A recent study conducted by researchers at Cornell University has raised concerns about the security of code generated by GitHub Copilot, an artificial intelligence (AI) tool used to assist developers in writing code. The study, which was published in August, examined the impact of using AI in code and evaluated the security vulnerabilities that may arise when relying on developers using GitHub Copilot.
According to the paper, GitHub Copilot continuously scans the program as the user adds lines of code and periodically uploads a subset of lines, cursor position, and metadata. The AI then generates code options for the user to insert based on the comments, docstrings, and function names in the program. Each code completion also comes with a numerical confidence score, with the highest-scoring option being presented as the default selection.
The researchers tested 1,692 programs generated in 89 different code-completion scenarios and found that 40% of them were vulnerable to security risks. The study concluded that developers should exercise caution when using GitHub Copilot and suggested that it should be paired with security-aware tools to minimize the risk of introducing vulnerabilities.
This study highlights the need for organizations to carefully consider the implementation of AI modules in their operating systems, API implementations, and code.
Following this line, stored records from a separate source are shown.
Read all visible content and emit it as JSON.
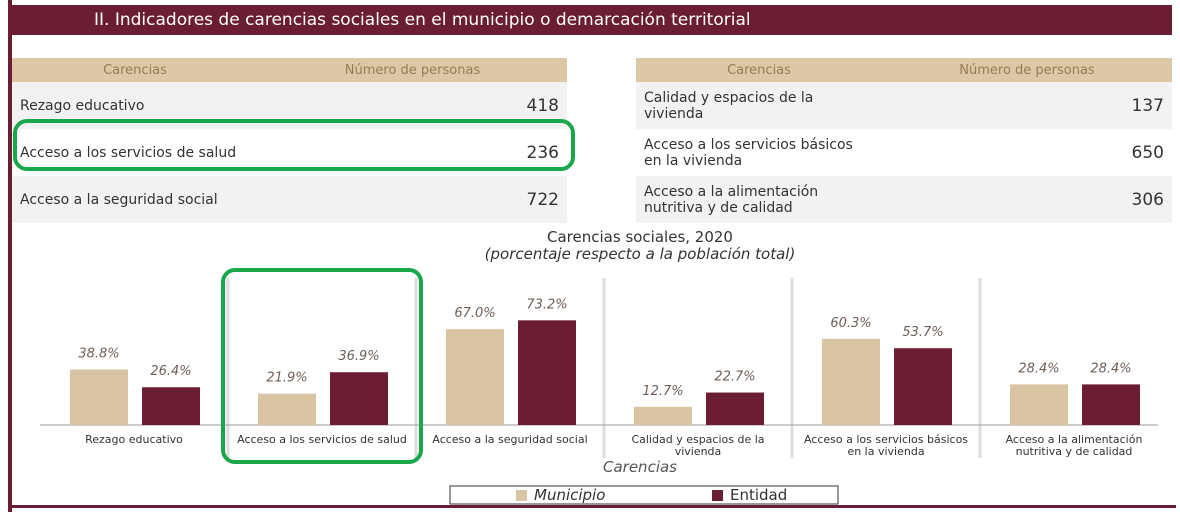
{
  "header": {
    "title": "II. Indicadores de carencias sociales en el municipio o demarcación territorial"
  },
  "tables": [
    {
      "columns": [
        "Carencias",
        "Número de personas"
      ],
      "rows": [
        [
          "Rezago educativo",
          418
        ],
        [
          "Acceso a los servicios de salud",
          236
        ],
        [
          "Acceso a la seguridad social",
          722
        ]
      ]
    },
    {
      "columns": [
        "Carencias",
        "Número de personas"
      ],
      "rows": [
        [
          "Calidad y espacios de la vivienda",
          137
        ],
        [
          "Acceso a los servicios básicos en la vivienda",
          650
        ],
        [
          "Acceso a la alimentación nutritiva y de calidad",
          306
        ]
      ]
    }
  ],
  "chart_data": {
    "type": "bar",
    "title": "Carencias sociales, 2020",
    "subtitle": "(porcentaje respecto a la población total)",
    "xlabel": "Carencias",
    "categories": [
      "Rezago educativo",
      "Acceso a los servicios de salud",
      "Acceso a la seguridad social",
      "Calidad y espacios de la vivienda",
      "Acceso a los servicios básicos en la vivienda",
      "Acceso a la alimentación nutritiva y de calidad"
    ],
    "series": [
      {
        "name": "Municipio",
        "color": "#d9c4a3",
        "values": [
          38.8,
          21.9,
          67.0,
          12.7,
          60.3,
          28.4
        ],
        "value_labels": [
          "38.8%",
          "21.9%",
          "67.0%",
          "12.7%",
          "60.3%",
          "28.4%"
        ]
      },
      {
        "name": "Entidad",
        "color": "#6b1d33",
        "values": [
          26.4,
          36.9,
          73.2,
          22.7,
          53.7,
          28.4
        ],
        "value_labels": [
          "26.4%",
          "36.9%",
          "73.2%",
          "22.7%",
          "53.7%",
          "28.4%"
        ]
      }
    ],
    "ylim": [
      0,
      100
    ]
  }
}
It is important to recognize that the use of AI does not guarantee the security of the application or code by default. Instead, it introduces a different type of input that should be reviewed and managed with appropriate measures.
In the case of Microsoft AI inputs, such as Copilot for Windows, organizations have the advantage of native integration without additional costs. These AI modules can be managed using tools like Group Policy or Intune. Microsoft has provided guidelines on how to proactively manage Copilot in Windows through these management tools.
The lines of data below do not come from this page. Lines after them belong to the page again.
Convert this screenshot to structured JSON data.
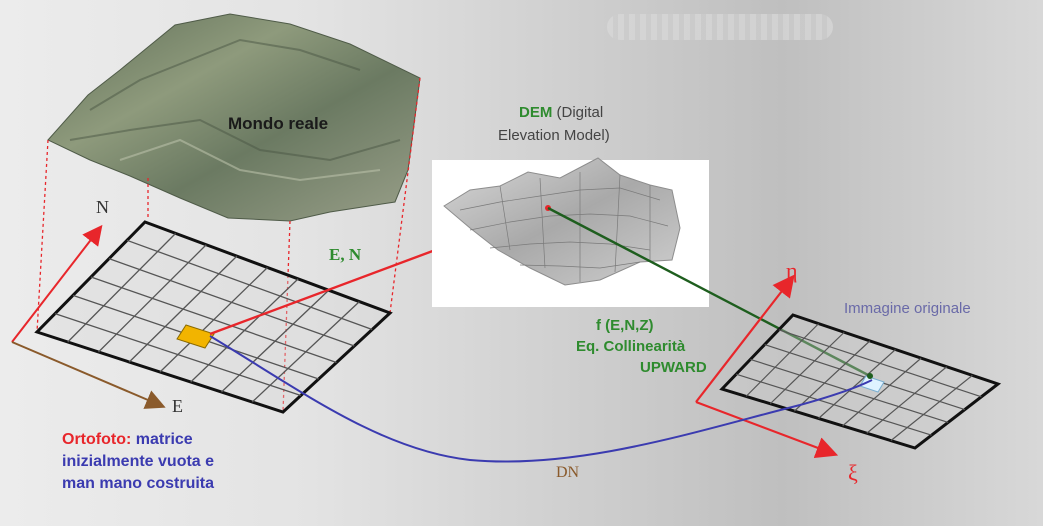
{
  "labels": {
    "mondo_reale": "Mondo reale",
    "north": "N",
    "east": "E",
    "en": "E, N",
    "dem_abbr": "DEM",
    "dem_desc_1": "(Digital",
    "dem_desc_2": "Elevation Model)",
    "f_enz": "f (E,N,Z)",
    "eq_coll": "Eq. Collinearità",
    "upward": "UPWARD",
    "eta": "η",
    "xi": "ξ",
    "immagine_originale": "Immagine originale",
    "ortofoto": "Ortofoto:",
    "ortofoto_desc_1": "matrice",
    "ortofoto_desc_2": "inizialmente vuota e",
    "ortofoto_desc_3": "man mano costruita",
    "dn": "DN"
  },
  "colors": {
    "red": "#e8262b",
    "green": "#2e8b2e",
    "dark_green": "#1e5e1e",
    "blue": "#3b3bb0",
    "purple_blue": "#6a6aa8",
    "brown": "#8a5a2b",
    "pixel": "#f2b400"
  },
  "icons": {
    "terrain": "satellite-terrain-image",
    "dem": "dem-wireframe-surface"
  }
}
Taking a proactive approach to managing AI inputs is crucial to ensure the security and integrity of the code. Organizations should consider implementing security-aware tooling and conducting regular assessments to identify and mitigate any potential risks associated with the use of AI in their development processes.
It is important to recognize that AI is not a replacement for human expertise. Developers should remain vigilant and exercise critical thinking when using AI tools like GitHub Copilot. While these tools can greatly enhance productivity and code generation, they should not be solely relied upon for creating secure and robust applications.
In conclusion, the Cornell University study sheds light on the potential security vulnerabilities that may arise from using GitHub Copilot. It emphasizes the need for developers and organizations to be mindful of the risks associated with AI-generated code and to implement appropriate security measures. By taking a proactive approach and pairing AI tools with security-aware tooling, organizations can mitigate the risk of introducing vulnerabilities into their codebase.